The purpose of this work is to study the effect of graphene oxide on the microviscosity of the erythrocyte membranes and on the blood plasma proteins (primarily, on serum albumin (SA) as the prevailing protein in blood plasma) using the spin labeling method. Microviscosity is an important parameter of cell membranes that can characterize the enzymatic activity of membrane-bound enzymes, a structure and functioning of ion channels in membranes, a membrane permeability, and bioavailability of drugs. Information on structure transformation of the blood plasma proteins at adsorption on graphene oxide is very useful to evaluate the biocompatibility or toxicity of this nanomaterial. In our study, we exploit the spin probe method, which is successfully used in molecular biology, pharmacology, and biomedical researches [10, 11]. In this method, the transformation of electron spin (paramagnetic) resonance (ESR) spectrum of stable nitroxyl radical (probe or labeling) [12, 13] after binding with a biological object is controlled. In our experiments from ESR spectra of probes with lipophilic organic components, the correlation time τc of Brownian rotational diffusion of the probes in cell membranes and in hydrophobic cavities of plasma proteins can be evaluated before and after adsorption on graphene oxide. The obtained results give the possibility to evaluate the changes in the structure of membranes of cells and plasma proteins upon binding with graphene oxide.

2. Experimental Details

2.1. Materials

Graphene oxide (powder, 15–20 sheets) was purchased from Sigma-Aldrich (Europe) and used as received (Product Number: 796034). A water suspension of GO powder was ultrasonicated in the water bath for 60 minutes and then centrifuged (3000 g, 20 minutes) to remove the large fragments. An initial concentration of GO in water suspension was 300 μg/ml. GO concentration in aqueous suspension in erythrocytes or plasma solutions was 70 μg/ml. Prior to the experiment, GO suspension was ultrasonicated for 30 minutes by Ultrasonic Cleaner.

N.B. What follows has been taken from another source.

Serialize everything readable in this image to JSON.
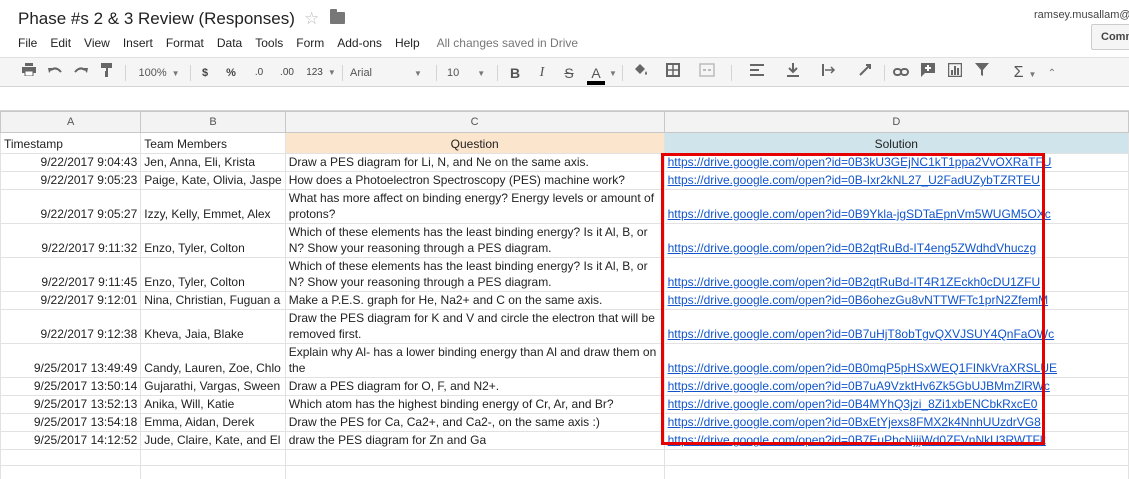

For ESR experiments as stable spin probes, we selected two nitroxyl radicals, whose structures are shown in Figure 1. These spin probes are prepared from palmitic acid and were provided by Prof. Igor A. Kirilyuk. Injection of probes 1 and 2 (Figure 1) to the suspension of erythrocytes or blood plasma was occurred by means of adding of concentrated probe solution of dimethylsulfoxide (DMSO). To escape a toxic effect of DMSO, its final concentration in suspension was not above 1%.

Figure 1: Structure of spin probes used in the experiment.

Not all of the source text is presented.